Every snapshot in an Apache Iceberg table is associated with exactly one Manifest List. If the underlying Manifest Files are the detailed index of the data, the Manifest List is the "table of contents." It sits in the middle of Iceberg's metadata hierarchy, acting as a crucial optimization layer between the high-level JSON metadata file and the granular Avro manifest files.
Purpose and Structure
Like manifest files, the manifest list is stored in the Avro format. Its primary purpose is to list all the manifest files that make up the current snapshot. However, it does not just provide a list of URIs; it provides summary statistics about the contents of each manifest file.
For each manifest file it references, the manifest list records:
- The path and length of the manifest file.
- The
partition_spec_idthat the manifest file was written under. - Whether the manifest tracks
DATAfiles orDELETESfiles. - Statistics on the number of added, existing, and deleted files within that manifest.
- Partition Summaries: The upper and lower bounds for the partition columns of all the data files contained within that manifest.
Manifest Pruning
The partition summaries are what make the manifest list critical for performance. When a query planner receives a query with a partition filter (e.g., year = 2024), it first reads the single manifest list for the snapshot. It looks at the partition lower and upper bounds for each manifest file listed.

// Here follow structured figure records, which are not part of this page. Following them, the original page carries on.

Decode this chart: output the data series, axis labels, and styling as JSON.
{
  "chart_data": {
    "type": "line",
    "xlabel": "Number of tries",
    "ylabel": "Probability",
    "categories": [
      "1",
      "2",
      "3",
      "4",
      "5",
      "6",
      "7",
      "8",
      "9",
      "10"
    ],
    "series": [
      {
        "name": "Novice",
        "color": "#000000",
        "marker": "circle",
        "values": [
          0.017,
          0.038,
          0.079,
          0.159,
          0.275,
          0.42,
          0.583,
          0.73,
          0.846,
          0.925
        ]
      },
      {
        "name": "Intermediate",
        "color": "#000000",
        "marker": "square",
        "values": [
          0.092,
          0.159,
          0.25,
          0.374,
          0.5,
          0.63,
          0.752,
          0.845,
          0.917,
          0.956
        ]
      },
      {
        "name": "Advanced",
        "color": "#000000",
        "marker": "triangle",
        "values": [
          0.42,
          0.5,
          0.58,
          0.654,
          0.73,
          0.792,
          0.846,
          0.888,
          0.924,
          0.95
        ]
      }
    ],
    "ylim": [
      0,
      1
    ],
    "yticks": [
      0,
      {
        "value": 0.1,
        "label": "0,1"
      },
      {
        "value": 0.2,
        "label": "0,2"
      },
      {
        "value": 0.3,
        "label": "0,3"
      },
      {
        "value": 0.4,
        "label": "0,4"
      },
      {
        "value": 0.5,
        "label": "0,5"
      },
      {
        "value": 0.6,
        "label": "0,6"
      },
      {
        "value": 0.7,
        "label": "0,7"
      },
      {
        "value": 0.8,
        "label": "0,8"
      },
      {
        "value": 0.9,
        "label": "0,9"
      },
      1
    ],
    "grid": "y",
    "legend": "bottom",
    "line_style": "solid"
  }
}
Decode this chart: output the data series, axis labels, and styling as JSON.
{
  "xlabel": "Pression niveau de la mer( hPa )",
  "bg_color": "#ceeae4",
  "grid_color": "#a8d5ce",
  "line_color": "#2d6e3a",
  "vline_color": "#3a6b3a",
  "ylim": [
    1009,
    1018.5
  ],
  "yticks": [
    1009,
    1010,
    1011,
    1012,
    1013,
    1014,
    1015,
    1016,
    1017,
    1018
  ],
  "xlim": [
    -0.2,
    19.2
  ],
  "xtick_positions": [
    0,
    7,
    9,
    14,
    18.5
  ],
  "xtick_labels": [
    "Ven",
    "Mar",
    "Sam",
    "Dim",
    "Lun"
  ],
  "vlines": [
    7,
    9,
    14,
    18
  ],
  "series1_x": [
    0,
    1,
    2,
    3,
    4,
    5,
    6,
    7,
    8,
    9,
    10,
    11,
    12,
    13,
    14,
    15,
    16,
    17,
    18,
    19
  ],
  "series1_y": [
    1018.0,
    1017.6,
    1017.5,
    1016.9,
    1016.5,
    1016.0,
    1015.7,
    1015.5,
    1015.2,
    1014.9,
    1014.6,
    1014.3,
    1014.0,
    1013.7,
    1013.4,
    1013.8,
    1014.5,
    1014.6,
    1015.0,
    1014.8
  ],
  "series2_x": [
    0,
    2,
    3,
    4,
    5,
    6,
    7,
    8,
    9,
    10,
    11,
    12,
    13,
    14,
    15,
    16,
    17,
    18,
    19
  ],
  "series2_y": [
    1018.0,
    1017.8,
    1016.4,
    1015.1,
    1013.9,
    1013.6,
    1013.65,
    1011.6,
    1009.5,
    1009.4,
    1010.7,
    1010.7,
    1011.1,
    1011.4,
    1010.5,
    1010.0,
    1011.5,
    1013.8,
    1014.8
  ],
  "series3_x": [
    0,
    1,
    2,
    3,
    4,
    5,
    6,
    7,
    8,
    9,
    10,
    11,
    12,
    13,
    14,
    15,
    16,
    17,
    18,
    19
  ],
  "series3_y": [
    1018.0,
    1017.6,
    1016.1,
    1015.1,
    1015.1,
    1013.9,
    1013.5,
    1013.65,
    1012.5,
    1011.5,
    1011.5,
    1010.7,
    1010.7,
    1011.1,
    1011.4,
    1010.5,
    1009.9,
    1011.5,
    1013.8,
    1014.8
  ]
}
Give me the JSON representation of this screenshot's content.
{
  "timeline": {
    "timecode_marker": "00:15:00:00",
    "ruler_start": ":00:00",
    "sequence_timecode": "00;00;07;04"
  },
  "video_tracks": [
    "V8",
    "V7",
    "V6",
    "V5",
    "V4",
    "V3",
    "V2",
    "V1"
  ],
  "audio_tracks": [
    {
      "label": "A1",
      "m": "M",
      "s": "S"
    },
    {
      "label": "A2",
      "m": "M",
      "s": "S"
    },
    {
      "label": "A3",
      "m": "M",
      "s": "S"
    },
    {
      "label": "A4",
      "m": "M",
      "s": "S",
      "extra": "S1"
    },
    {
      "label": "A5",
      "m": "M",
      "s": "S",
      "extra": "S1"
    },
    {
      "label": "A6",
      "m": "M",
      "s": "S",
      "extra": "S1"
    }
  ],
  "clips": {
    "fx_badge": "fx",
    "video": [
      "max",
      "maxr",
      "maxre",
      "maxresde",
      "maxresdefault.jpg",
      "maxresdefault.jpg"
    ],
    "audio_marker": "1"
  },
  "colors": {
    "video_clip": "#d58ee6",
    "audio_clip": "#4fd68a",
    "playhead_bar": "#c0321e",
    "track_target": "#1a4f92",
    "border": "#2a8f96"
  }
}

If a manifest file's partition summary indicates it only contains data from 2022 and 2023, the query planner can completely ignore that manifest file. It does not need to download the manifest file, nor does it need to scan the thousands of individual data file entries inside it. This process is called manifest pruning.
By preventing the engine from downloading and parsing irrelevant metadata, the manifest list ensures that query planning remains fast (typically well under a second) even for tables containing petabytes of data spread across millions of files and thousands of manifests.